= Walter Bishop Sr. =

Jamaican-American drummer, composer and songwriter (1905–1984)

Walter Bishop Sr. (January 9, 1905 - January 8, 1984) was a Jamaican-American drummer, composer and songwriter. Bishop was born in Jamaica, but emigrated to the United States prior to beginning his professional career. He and his family lived in the Sugar Hill district of the Harlem neighborhood of Upper Manhattan.

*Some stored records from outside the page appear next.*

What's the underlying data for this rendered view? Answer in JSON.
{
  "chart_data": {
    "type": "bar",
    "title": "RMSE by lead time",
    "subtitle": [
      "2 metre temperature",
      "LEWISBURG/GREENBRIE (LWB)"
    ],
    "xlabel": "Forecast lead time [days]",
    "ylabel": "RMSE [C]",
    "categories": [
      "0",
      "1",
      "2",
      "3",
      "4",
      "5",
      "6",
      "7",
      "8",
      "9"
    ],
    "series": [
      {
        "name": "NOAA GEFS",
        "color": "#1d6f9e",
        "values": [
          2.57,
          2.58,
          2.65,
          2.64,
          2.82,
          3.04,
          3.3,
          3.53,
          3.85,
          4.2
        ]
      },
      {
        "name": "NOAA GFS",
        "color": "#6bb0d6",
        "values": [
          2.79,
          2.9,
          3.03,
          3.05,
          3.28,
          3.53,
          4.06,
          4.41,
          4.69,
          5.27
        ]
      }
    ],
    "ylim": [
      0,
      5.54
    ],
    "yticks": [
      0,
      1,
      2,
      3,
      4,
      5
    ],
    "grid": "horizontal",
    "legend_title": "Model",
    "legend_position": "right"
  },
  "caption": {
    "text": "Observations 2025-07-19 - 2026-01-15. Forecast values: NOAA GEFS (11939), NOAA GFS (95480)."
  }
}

Bishop played drums on recordings by pianist Alex Hill and trumpeter Jabbo Smith during the 1920s and 1930s. His song "Swing, Brother, Swing" was recorded by Billie Holiday with Count Basie, among other performers. Other songs written by Bishop include "Jack, You're Dead," which was a #1 R&B hit in 1947 as recorded by Louis Jordan, "The Stuff is Here (and It's Mellow)," and "Bop! Goes My Heart," which was recorded by Frank Sinatra. His song "My Baby Likes to Bebop" was recorded by Ella Fitzgerald, and by Nat "King" Cole with Johnny Mercer, and his calypso "Sex is a Misdemeanor" was recorded by Vanessa Rubin.

He was the father of American jazz pianist Walter Bishop Jr.